Uwe, pass auf, wir haben ein riesiges Problem! Die Russen haben alle Teile ihres atomaren Verteidigungsmantels wieder unter Kontrolle, auch die Bunker, die Hoffmann kurz eingenommen hatte. In Gräfenhainichen und Eberswalde war alles in Ordnung, aber, und das ist wichtig, Uwe … im Finsterwalder Bunker fehlen die Bomben mit der Nummer 38 und 39 … Nukleare Sprengsätze!“ Wir riefen alle gleichzeitig: „Ach du Scheiße, gottverdammte Scheiße!“ - „Scheiße“, sagte auch Anselm und sah Dieter und mich an. „Ja, Scheiße“, sagte ich ebenfalls und blickte in die Runde,
„na dann sind wir uns ja alle einig.“
Das Funkgerät zischte penetrant dazwischen,
dann fuhr Bischoff fort: „Damit hat sich alles geändert, wir dürfen das auch nicht geheim halten! Die Regierung implementiert verschiedene Krisenzentren, das Auswärtige Amt schickt Mitarbeiter in alle diplomatischen Vertretungen. Der Bundeskanzler hat Teile der Administration zur Sicherheit in den Regierungsbunker bei Bonn beordert. Für den späten Abend sind diverse Lagebesprechungen mit den Amerikanern angesetzt. Die Fallex-Prozedere der NATO für atomare Zwischenfälle steht vor der Auslösung. Brüssel aktiviert gerade die europäische Verteidigungsphalanx. Die Amerikaner ziehen bereits erste Flottenverbände in der Nordsee zusammen und wir können nicht sagen, ob sie nicht irgendwann selbst das Heft in die Hand nehmen werden.
Es wimmelt schon überall von amerikanischen Einheiten, die CIA ist dutzendweise im Land aktiv und deren Koordination mit uns ist miserabel. Wir können uns mit immer weniger Stellen des Ministeriums für Staatssicherheit in der DDR verständigen.
Wolf ist nicht auffindbar, Stoph und Liebling scheinen desinteressiert und das Politbüro ist mit Konferenzen und den Feierlichkeiten beschäftigt. So scheint es jedenfalls! Man erwartet alle großen Oberhäupter und Diktatoren des Ostens zu den Feierlichkeiten des 40-jährigen Bestehens der DDR. Genscher behauptet, es gäbe gar kein Interesse, sich mit dem Fall Hoffmann auseinanderzusetzen, und das, obwohl man weiß, wie ernst die Situation ist. Man steckt wohl den Kopf in den Sand und hofft, dass der Sturm vorbeizieht. Eine groteske Situation“.

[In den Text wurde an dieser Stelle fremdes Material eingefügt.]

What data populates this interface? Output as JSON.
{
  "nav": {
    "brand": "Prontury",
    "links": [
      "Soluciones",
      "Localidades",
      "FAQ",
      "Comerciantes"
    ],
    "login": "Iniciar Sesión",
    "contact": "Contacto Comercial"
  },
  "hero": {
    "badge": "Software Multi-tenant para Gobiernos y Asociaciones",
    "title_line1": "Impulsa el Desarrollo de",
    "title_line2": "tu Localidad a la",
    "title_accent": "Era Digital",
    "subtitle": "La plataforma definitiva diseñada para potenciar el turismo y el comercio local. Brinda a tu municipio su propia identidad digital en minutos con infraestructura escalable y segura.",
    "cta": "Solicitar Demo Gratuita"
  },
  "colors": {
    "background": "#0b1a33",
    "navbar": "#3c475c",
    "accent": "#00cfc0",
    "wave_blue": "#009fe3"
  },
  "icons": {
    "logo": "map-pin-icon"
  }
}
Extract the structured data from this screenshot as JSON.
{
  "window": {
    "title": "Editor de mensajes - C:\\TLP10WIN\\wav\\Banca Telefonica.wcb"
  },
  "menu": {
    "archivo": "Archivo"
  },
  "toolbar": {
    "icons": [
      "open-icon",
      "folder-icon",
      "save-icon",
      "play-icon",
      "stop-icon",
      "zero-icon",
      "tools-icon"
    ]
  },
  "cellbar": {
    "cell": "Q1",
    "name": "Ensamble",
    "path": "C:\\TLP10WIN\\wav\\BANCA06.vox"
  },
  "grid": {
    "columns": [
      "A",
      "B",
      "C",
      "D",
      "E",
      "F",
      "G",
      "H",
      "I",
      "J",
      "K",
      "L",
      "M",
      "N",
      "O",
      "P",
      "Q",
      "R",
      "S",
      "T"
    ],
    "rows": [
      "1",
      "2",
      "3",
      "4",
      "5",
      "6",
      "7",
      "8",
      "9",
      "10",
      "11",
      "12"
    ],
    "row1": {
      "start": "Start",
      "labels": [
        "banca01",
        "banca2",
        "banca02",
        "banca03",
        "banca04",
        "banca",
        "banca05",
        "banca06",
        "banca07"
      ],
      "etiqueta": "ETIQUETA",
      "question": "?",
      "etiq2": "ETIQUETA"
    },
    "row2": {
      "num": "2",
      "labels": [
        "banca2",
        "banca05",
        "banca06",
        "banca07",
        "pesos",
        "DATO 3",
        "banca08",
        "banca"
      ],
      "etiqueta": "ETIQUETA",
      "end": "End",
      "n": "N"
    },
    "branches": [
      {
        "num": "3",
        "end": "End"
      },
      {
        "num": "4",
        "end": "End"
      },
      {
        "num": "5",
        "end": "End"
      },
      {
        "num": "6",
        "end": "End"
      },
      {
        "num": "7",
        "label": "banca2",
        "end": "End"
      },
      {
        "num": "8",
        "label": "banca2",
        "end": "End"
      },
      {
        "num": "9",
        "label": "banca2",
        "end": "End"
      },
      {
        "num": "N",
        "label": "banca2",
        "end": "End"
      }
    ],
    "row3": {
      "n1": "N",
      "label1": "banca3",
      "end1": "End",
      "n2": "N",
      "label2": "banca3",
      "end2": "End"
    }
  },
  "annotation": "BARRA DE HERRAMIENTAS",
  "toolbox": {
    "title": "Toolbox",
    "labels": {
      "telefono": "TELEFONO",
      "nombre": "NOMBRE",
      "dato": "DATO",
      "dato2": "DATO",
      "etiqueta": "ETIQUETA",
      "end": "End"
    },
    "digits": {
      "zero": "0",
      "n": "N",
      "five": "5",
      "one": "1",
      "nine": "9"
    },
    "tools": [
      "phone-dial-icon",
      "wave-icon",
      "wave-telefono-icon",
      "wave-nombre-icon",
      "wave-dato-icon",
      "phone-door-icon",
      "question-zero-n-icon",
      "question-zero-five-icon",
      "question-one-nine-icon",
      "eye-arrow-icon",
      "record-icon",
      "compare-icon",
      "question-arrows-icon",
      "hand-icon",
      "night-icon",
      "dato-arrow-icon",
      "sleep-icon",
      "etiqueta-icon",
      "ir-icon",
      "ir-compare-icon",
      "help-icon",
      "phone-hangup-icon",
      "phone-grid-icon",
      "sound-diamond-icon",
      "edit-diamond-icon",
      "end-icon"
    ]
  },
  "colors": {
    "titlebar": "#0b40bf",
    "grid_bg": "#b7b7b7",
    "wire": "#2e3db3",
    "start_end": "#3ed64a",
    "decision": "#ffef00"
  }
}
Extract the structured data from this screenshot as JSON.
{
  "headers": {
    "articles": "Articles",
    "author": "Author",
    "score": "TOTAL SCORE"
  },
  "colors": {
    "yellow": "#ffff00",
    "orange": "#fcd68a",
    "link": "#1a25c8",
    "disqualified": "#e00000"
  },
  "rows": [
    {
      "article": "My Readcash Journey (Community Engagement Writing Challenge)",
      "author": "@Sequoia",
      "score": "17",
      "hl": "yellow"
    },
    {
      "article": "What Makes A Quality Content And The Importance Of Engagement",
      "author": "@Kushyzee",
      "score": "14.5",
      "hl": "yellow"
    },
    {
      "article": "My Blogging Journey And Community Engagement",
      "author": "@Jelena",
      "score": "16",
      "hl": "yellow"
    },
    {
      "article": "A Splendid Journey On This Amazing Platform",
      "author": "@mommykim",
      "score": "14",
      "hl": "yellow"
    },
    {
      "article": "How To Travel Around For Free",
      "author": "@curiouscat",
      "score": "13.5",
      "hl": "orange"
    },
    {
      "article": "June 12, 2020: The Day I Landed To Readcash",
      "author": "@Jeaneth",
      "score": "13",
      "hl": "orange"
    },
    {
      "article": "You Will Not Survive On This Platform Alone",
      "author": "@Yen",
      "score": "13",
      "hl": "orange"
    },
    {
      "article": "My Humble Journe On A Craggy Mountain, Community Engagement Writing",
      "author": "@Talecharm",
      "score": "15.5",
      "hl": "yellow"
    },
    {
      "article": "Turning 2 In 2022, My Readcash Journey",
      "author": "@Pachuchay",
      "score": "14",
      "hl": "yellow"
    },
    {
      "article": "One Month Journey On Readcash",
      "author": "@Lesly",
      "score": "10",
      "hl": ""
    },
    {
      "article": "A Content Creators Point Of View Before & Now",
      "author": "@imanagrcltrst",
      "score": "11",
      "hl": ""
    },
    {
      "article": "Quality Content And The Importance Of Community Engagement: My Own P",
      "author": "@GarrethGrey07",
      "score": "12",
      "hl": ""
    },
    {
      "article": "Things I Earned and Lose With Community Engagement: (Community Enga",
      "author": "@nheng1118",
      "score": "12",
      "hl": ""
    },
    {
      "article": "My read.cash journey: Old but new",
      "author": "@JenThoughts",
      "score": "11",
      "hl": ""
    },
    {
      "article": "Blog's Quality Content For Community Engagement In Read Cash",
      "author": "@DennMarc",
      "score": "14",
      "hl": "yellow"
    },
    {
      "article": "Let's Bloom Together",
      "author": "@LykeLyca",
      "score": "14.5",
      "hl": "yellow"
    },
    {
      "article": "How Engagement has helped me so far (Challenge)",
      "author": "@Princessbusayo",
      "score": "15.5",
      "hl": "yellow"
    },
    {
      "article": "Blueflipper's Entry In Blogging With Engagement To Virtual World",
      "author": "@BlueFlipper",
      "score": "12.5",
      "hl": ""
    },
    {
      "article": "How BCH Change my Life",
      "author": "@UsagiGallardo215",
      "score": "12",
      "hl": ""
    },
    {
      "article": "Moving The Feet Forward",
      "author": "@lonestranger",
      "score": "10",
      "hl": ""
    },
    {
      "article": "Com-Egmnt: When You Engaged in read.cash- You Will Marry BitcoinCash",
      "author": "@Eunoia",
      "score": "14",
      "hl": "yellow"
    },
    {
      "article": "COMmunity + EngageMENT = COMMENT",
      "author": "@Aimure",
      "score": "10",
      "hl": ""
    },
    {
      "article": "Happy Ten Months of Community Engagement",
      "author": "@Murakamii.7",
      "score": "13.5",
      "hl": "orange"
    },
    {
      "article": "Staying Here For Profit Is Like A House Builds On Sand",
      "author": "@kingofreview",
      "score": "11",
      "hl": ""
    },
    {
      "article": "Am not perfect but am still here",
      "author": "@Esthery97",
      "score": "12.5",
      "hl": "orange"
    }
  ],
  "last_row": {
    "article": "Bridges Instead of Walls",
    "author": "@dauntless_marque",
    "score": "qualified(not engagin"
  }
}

Auf einmal redete Bischoff etwas leiser:
„Pass auf Uwe! Hier wird vermutet, dass Urbach einen Code und technisches Material für eine Atombombe besitzt, er hat diesen möglicherweise in Westdeutschland erbeutet und eventuell hat Hoffmann selbst einen Satz für einen Sprengkopf. Das sind aber nur Vermutungen! Über den derzeitigen Aufenthalt der Bomben selbst weiß hier keiner was,… und wir haben kaum zwanzig Stunden, um das Problem zu lösen, dann brennt der Kontinent!“ Bischoff machte eine bedeutungsvolle Pause, dann sprach er laut und deutlich weiter:
„Zur Sicherheit schicke ich dir ein weiteres Sanitäter- und ein ABC-Team. Sie treffen in zwei Stunden bei dir ein, egal wo du bist, hier oder drüben. Deine Einheit unterliegt jetzt militärisch der Bundeswehr! Bis die Regierung weitreichendere Mandate veranlasst gilt die Befehlsgewalt unserer Koordinierungsstelle, eure Order bekommt ihr von mir. Aufgrund deiner jahrelangen Erfahrung, gerade auch was Urbach angeht, wurde deine Einheit unter allen derzeit befindlichen Kampfverbänden ausgesucht. Finde Urbach und bring uns den Aufenthaltsort von Hoffmann, mit ausdrücklich allen erforderlichen Mitteln!
Das SIC überwacht per Satellit. Wir haben noch mehrere Einheiten in Reserve, wenn du Verstärkung brauchst. Alle Augen sind auf dich gerichtet, Uwe! Du stehst im Zentrum all unserer Bemühungen!“
Bischoff hatte eine echt lange Betonung auf dem »Uwe« gelassen.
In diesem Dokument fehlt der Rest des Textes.